Visually interpreting the Silmarillion 

On my last read through of the Silmarillion, mostly on the beach on a mini-vacation, I noticed that certain passages really spoke to me visually. It’s not really surprising to me to have that be the case — Tolkien was a very visual writer, giving just enough detail to form a landscape or character, but leaving enough ambiguity to really capture the reader’s imagination.

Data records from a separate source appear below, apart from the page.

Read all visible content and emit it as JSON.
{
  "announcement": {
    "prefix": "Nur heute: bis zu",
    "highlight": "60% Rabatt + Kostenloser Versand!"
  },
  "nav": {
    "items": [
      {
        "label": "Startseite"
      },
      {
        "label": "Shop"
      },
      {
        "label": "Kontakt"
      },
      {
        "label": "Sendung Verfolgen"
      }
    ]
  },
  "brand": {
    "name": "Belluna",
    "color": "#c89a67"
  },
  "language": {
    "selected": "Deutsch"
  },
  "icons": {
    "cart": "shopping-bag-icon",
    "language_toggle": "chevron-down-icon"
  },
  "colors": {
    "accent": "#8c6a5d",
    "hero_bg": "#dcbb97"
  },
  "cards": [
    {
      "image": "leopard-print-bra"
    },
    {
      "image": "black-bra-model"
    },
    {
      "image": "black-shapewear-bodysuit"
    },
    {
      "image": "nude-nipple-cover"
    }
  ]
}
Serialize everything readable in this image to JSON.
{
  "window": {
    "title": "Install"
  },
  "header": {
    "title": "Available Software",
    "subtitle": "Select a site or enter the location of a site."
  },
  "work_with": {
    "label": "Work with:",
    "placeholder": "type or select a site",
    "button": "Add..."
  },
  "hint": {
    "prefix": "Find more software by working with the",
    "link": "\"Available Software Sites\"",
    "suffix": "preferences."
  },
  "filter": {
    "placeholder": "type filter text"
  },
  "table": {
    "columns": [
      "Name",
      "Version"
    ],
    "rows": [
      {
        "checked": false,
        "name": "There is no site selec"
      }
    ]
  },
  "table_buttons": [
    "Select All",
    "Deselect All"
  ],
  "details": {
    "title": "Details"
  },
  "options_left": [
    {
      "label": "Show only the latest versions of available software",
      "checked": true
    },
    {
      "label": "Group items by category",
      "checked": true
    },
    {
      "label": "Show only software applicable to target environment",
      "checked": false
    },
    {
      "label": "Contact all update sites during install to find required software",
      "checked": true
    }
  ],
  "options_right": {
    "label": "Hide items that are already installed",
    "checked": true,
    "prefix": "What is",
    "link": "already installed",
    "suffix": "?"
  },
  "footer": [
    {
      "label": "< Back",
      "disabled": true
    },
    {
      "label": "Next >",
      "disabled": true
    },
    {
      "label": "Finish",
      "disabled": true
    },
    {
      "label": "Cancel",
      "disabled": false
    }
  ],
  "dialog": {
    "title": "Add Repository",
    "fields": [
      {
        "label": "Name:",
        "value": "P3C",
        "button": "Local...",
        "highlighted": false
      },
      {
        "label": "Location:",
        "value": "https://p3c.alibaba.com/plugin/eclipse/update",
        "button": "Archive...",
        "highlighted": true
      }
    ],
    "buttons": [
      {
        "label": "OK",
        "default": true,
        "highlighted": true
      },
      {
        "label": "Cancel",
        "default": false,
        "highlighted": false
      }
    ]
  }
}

So I decided that I would challenge myself to a back-to-back re-read of the Silmarillion, but this time sketching out the passages that invoke a particular image. This feat has been helped by the purchase of an iPad this semester, because one of my Anglo-Saxon books was only available as an e-book. I’ve been using the iPad mostly as a sketchbook after having devoured my Anglo-Saxon textbook over the course of an afternoon. It’s been a dream of mine for at least 12 years to have a functioning graphics tablet to sketch on, and although I haven’t yet hooked the iPad up to Photoshop on my computer (and I will eventually), I’ve been having fun doing quick sketches on it nonetheless.

 


 

“Behold your music! This is your minstrelsy;” — Silmarillion, Ainulindalië

Illuvatar showing the Ainur a vision of the product of their great music. Illuvatar is depicted in early Anglo Saxon garb and the Ainur as mere shadows in the glow of their first vision of Eä, shown as it would be during the first age.